VAN hire and purchasing is no small decision. Building trust with a prospective purchaser takes time and it’s not something you can do with a couple of Facebook advertisements.
Business owners have been warned time and time again that they should watch out for fake van leasing deals. The British Vehicle Rental and Leasing Association has spoken at length about the risk of scammers offering cheap rentals and rental to those who have less than perfect credit ratings.
It should be obvious that if something ‘seems too good to be true’ that is because it most likely is, but for companies that are struggling to find rentals or who are experiencing cash flow difficulties, it can be a tempting proposition to answer those ads. Those who are more savvy, of course, lean towards being much more cautious.
If you want to build relationships with prospective customers, then you need to build trust through repeated contact. That means starting out by providing information. Educate visitors about issues – be that Clean Air Tax, or hybrid vehicles, or even different finance options.
Offer information that is of value, something that creates minimal friction for them. An email address for a whitepaper is a common starting point, and it is something that will allow you to get into the inbox of those customers. This makes it easier for you to become their ‘go to’ brand when they are ready to renew their contracts or update their fleet.
It’s important that you make things as easy as possible for prospective customers. If your rental process requires them to take several steps such as setting up an account, downloading an app, printing and faxing documents and picking up the phone then the chances are that they will not bother to do it.
That may sound obvious however there are still many companies that do have slow and arduous purchasing pathways and that are losing customers because of this. The fewer obstacles there are in the way of making a purchase, the better.
It’s important to put forward a professional appearance at all times. If you want to show off the options that you have for people’s fleets, for example, then do so using a professional looking online store rather than just a simple page with a list of the vehicles.
There are lots of examples of companies which use Shopify for various niches, and while a lot of them are for consumers, if you have products that you sell and you want to make it as easy as possible for people to buy them, then it makes sense to present them in a robust, secure and professional manner.

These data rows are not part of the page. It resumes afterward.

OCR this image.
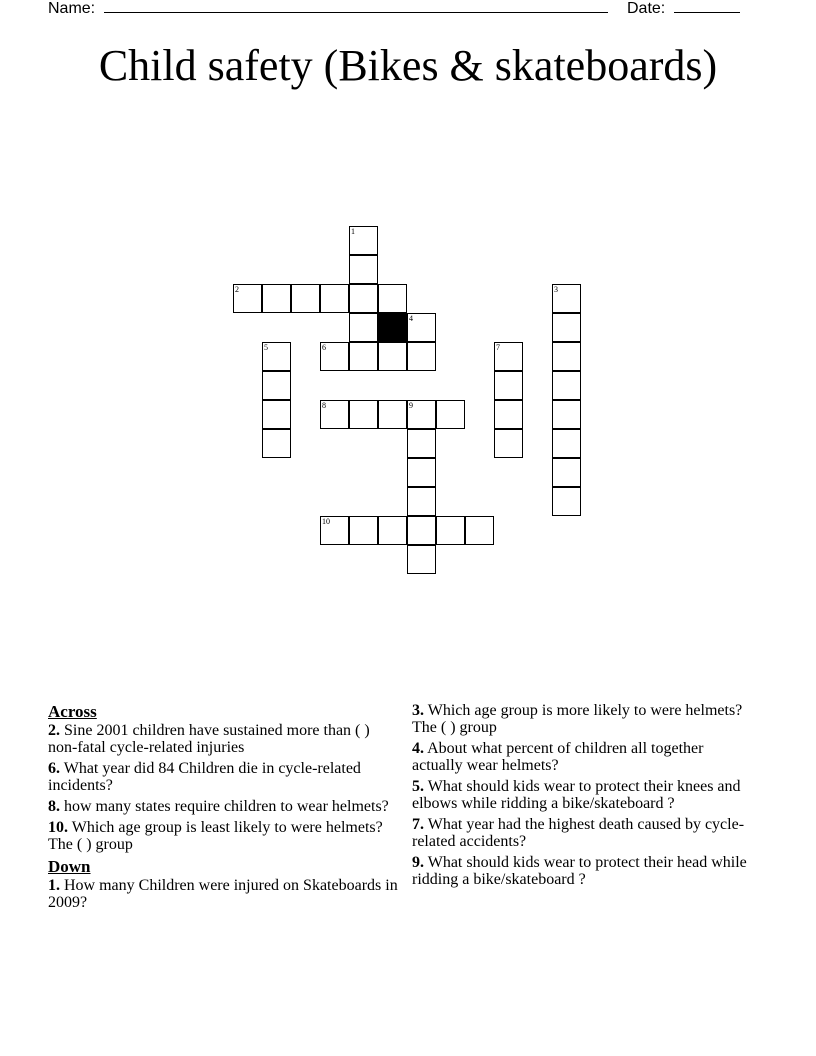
Name:	Date:
Child safety (Bikes & skateboards)
1
2	3
4
5	6	7
8	9
10
Across
2. Sine 2001 children have sustained more than ( ) non-fatal cycle-related injuries
6. What year did 84 Children die in cycle-related incidents?
8. how many states require children to wear helmets?
10. Which age group is least likely to were helmets? The ( ) group
Down
1. How many Children were injured on Skateboards in 2009?
3. Which age group is more likely to were helmets? The ( ) group
4. About what percent of children all together actually wear helmets?
5. What should kids wear to protect their knees and elbows while ridding a bike/skateboard ?
7. What year had the highest death caused by cycle-related accidents?
9. What should kids wear to protect their head while ridding a bike/skateboard ?
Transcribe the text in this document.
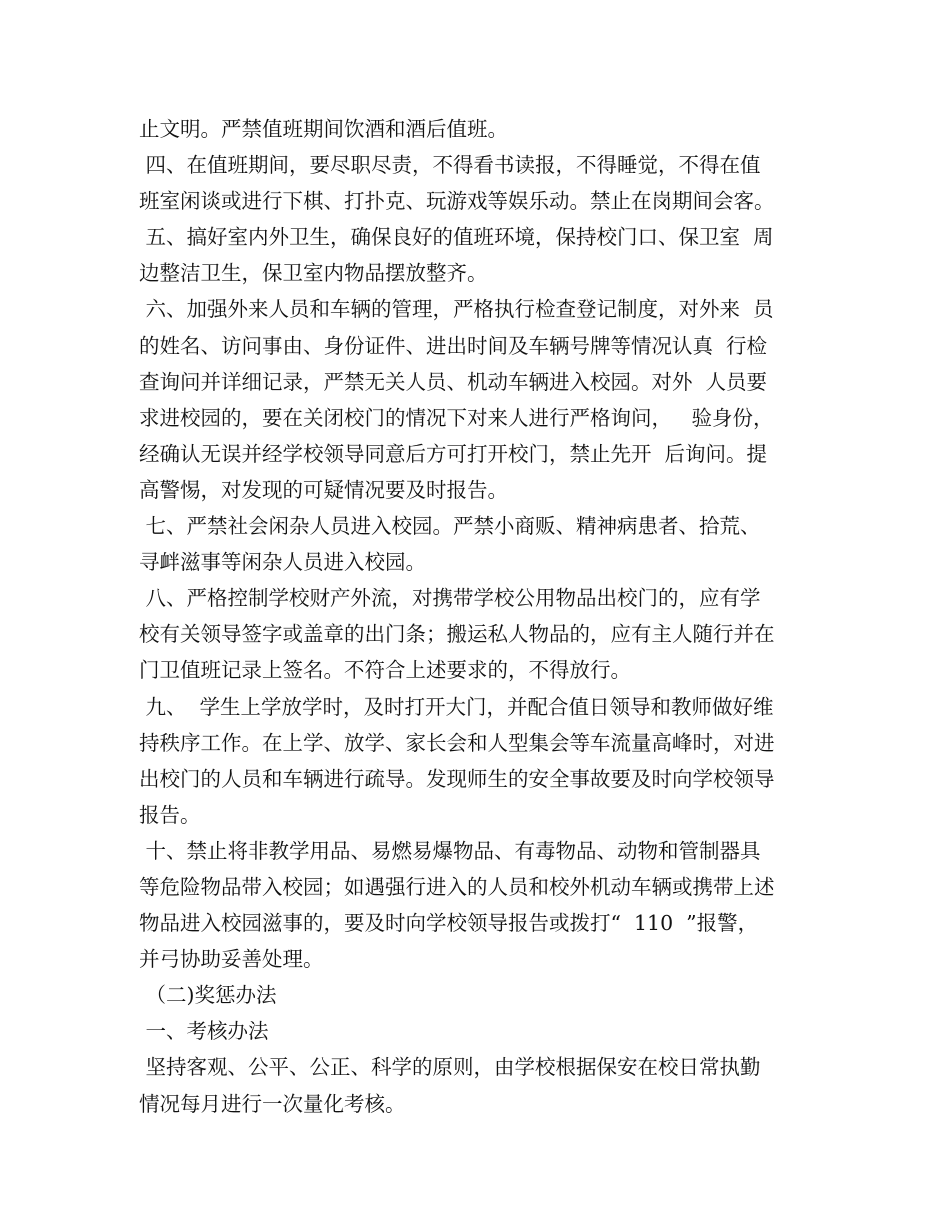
止文明。严禁值班期间饮酒和酒后值班。
四、在值班期间，要尽职尽责，不得看书读报，不得睡觉，不得在值
班室闲谈或进行下棋、打扑克、玩游戏等娱乐动。禁止在岗期间会客。
五、搞好室内外卫生，确保良好的值班环境，保持校门口、保卫室  周
边整洁卫生，保卫室内物品摆放整齐。
六、加强外来人员和车辆的管理，严格执行检查登记制度，对外来  员
的姓名、访问事由、身份证件、进出时间及车辆号牌等情况认真  行检
查询问并详细记录，严禁无关人员、机动车辆进入校园。对外  人员要
求进校园的，要在关闭校门的情况下对来人进行严格询问，   验身份，
经确认无误并经学校领导同意后方可打开校门，禁止先开  后询问。提
高警惕，对发现的可疑情况要及时报告。
七、严禁社会闲杂人员进入校园。严禁小商贩、精神病患者、拾荒、
寻衅滋事等闲杂人员进入校园。
八、严格控制学校财产外流，对携带学校公用物品出校门的，应有学
校有关领导签字或盖章的出门条；搬运私人物品的，应有主人随行并在
门卫值班记录上签名。不符合上述要求的，不得放行。
九、  学生上学放学时，及时打开大门，并配合值日领导和教师做好维
持秩序工作。在上学、放学、家长会和人型集会等车流量高峰时，对进
出校门的人员和车辆进行疏导。发现师生的安全事故要及时向学校领导
报告。
十、禁止将非教学用品、易燃易爆物品、有毒物品、动物和管制器具
等危险物品带入校园；如遇强行进入的人员和校外机动车辆或携带上述
物品进入校园滋事的，要及时向学校领导报告或拨打“  110  ”报警，
并弓协助妥善处理。
（二)奖惩办法
一、考核办法
坚持客观、公平、公正、科学的原则，由学校根据保安在校日常执勤
情况每月进行一次量化考核。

Decide who it is you want to reach, and market accordingly. If you are selling to tradespeople, that’s a different niche to delivery companies, and it’s a different niche to food companies that need large vans with refrigeration. Yes, it is possible to cater to more than one type of customer. There is, however, a right way to do it. If you try to reach too many different people you will end up watering down your brand message.

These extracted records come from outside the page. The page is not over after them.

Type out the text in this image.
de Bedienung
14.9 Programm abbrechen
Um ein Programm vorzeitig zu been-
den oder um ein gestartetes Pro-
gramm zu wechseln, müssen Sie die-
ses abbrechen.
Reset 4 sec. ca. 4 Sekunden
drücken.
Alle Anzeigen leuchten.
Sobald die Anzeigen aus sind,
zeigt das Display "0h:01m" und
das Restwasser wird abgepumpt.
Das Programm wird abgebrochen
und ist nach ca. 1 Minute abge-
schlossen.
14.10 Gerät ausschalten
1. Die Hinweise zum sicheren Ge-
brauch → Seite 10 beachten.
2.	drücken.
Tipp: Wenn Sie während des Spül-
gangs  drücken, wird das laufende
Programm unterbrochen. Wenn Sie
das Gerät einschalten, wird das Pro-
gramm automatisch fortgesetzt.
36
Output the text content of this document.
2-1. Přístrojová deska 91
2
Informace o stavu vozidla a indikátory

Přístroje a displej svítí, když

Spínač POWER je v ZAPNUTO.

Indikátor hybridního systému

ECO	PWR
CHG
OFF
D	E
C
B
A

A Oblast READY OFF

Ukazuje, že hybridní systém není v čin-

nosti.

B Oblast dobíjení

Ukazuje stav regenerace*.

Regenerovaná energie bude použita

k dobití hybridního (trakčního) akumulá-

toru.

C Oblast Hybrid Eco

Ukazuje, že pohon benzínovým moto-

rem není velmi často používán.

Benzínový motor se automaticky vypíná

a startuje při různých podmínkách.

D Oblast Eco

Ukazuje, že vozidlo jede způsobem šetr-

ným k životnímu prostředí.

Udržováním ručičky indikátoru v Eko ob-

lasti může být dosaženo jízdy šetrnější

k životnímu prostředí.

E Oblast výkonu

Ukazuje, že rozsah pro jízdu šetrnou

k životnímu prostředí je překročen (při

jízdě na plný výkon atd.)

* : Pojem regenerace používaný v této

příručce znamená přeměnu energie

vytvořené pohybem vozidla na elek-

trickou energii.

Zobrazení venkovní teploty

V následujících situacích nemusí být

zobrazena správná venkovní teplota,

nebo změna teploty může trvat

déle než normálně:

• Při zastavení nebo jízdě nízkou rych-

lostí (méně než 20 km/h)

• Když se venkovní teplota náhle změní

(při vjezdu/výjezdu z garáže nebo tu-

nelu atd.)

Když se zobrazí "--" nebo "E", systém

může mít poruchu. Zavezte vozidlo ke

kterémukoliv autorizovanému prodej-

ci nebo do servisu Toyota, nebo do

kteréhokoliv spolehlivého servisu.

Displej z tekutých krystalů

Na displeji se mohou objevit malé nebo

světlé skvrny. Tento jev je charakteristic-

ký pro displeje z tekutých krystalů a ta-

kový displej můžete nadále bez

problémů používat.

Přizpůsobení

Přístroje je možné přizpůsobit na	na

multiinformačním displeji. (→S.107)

Decide whether you are aiming for ‘affordable’, or ‘high end’. Are you aiming for short term rentals, flexible terms, or major contracts? If you want to reach multiple audiences and different kinds of business, consider having different branded websites for each one.
A major company is unlikely to use a smaller local rental firm because their purchasing managers are likely to want the perception of security that comes with dealing with a fellow ‘corporate’. In contrast, a smaller company is more likely to want to deal with a brand that pitches itself as being affordable and that has options that are within their price range.

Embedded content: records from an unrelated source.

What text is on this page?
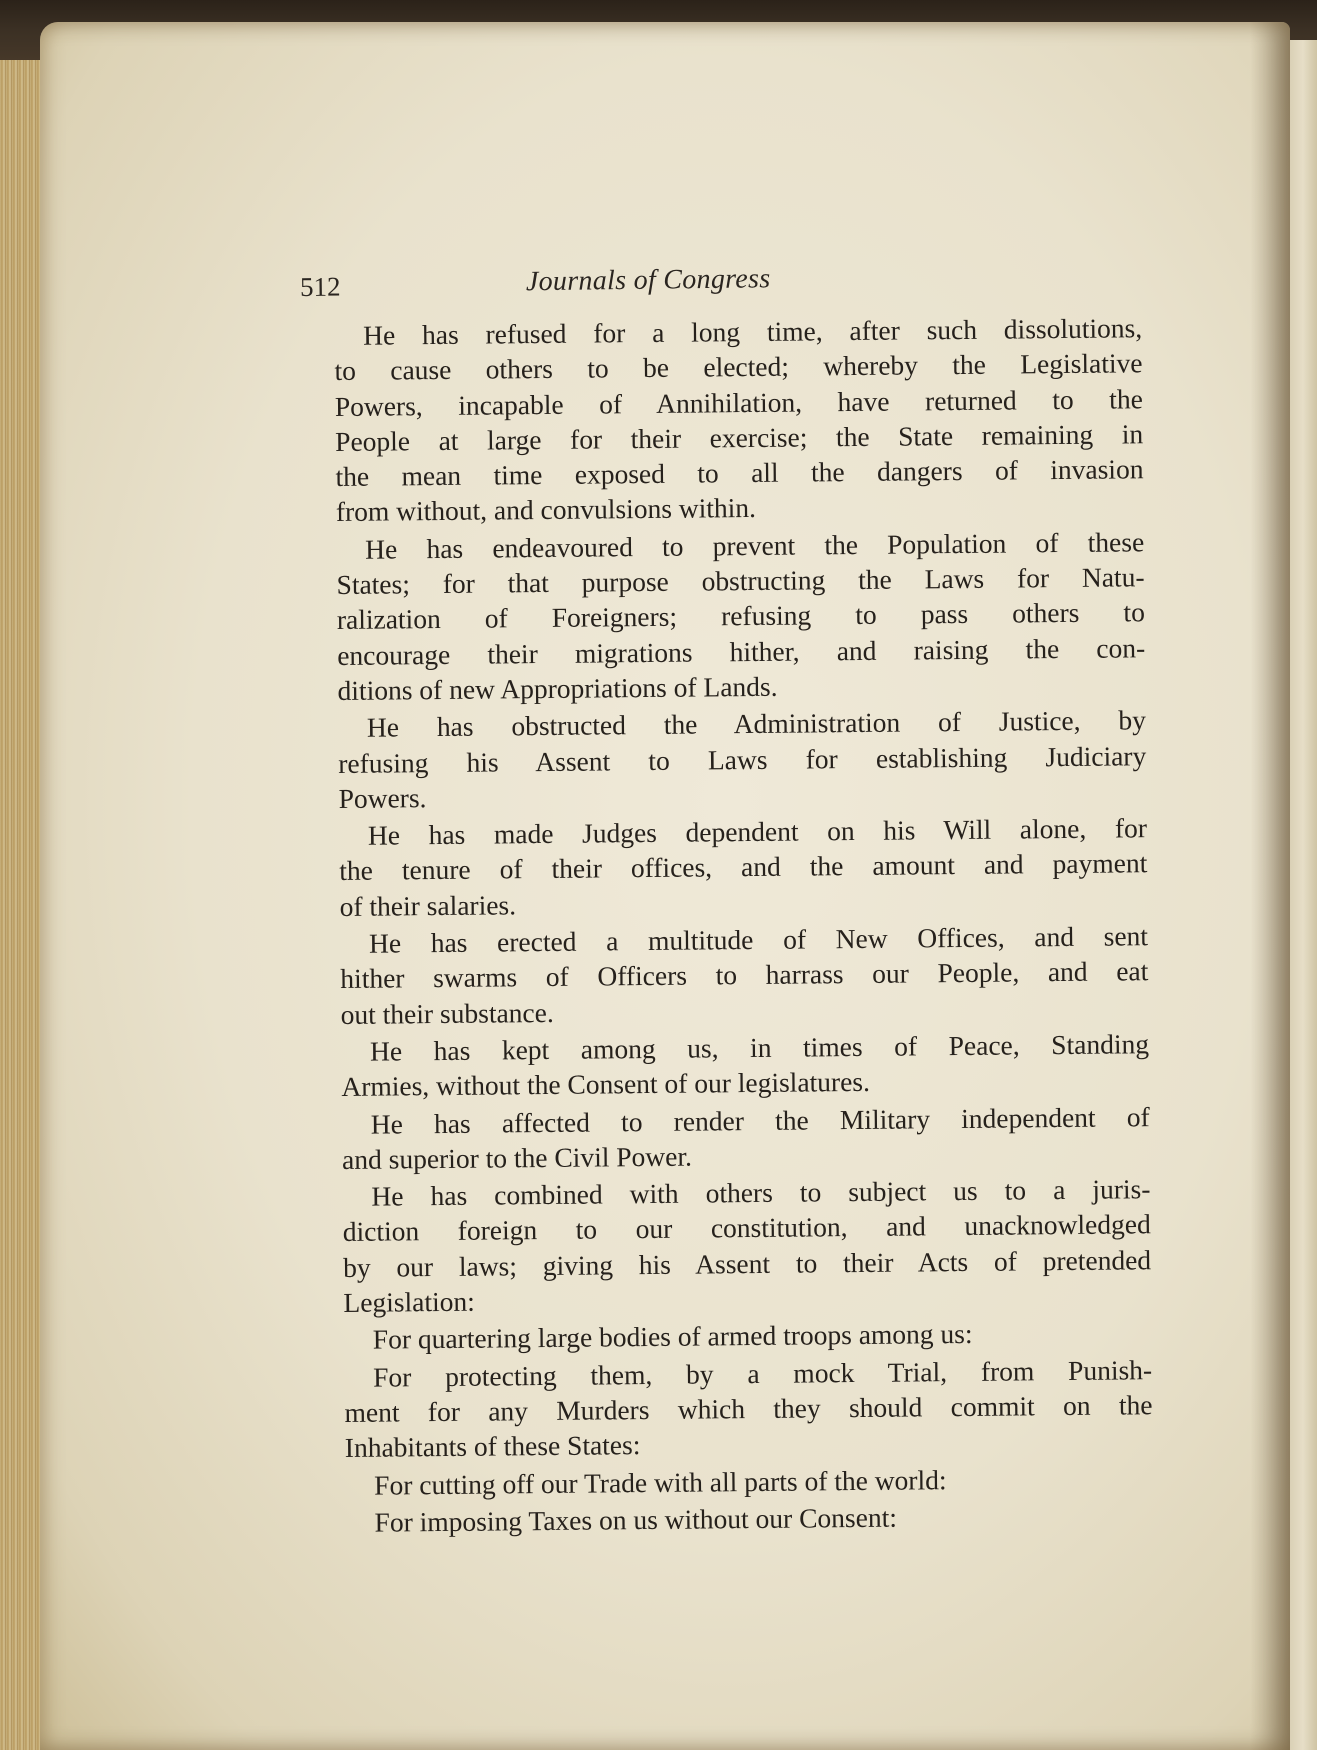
512	Journals of Congress
He has refused for a long time, after such dissolutions,
to cause others to be elected; whereby the Legislative
Powers, incapable of Annihilation, have returned to the
People at large for their exercise; the State remaining in
the mean time exposed to all the dangers of invasion
from without, and convulsions within.
He has endeavoured to prevent the Population of these
States; for that purpose obstructing the Laws for Natu-
ralization of Foreigners; refusing to pass others to
encourage their migrations hither, and raising the con-
ditions of new Appropriations of Lands.
He has obstructed the Administration of Justice, by
refusing his Assent to Laws for establishing Judiciary
Powers.
He has made Judges dependent on his Will alone, for
the tenure of their offices, and the amount and payment
of their salaries.
He has erected a multitude of New Offices, and sent
hither swarms of Officers to harrass our People, and eat
out their substance.
He has kept among us, in times of Peace, Standing
Armies, without the Consent of our legislatures.
He has affected to render the Military independent of
and superior to the Civil Power.
He has combined with others to subject us to a juris-
diction foreign to our constitution, and unacknowledged
by our laws; giving his Assent to their Acts of pretended
Legislation:
For quartering large bodies of armed troops among us:
For protecting them, by a mock Trial, from Punish-
ment for any Murders which they should commit on the
Inhabitants of these States:
For cutting off our Trade with all parts of the world:
For imposing Taxes on us without our Consent:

Having different labels and different brands to suit your target audience is a common branding tactic. Just as there are different iPhones with different sub-labels to cater to those who want the highest end products and those who want the brand name without the high price, you can do that with your leases and rentals.
By focusing your message you will find that you are better able to reach each group. Put the message all under one brand, and you run the risk of driving consumers away.
An online presence is just one part of your marketing. You should consider running some ad campaigns in print media, and doing mailouts in your local area too. When it comes to B2B, offline marketing still has a good return on investment.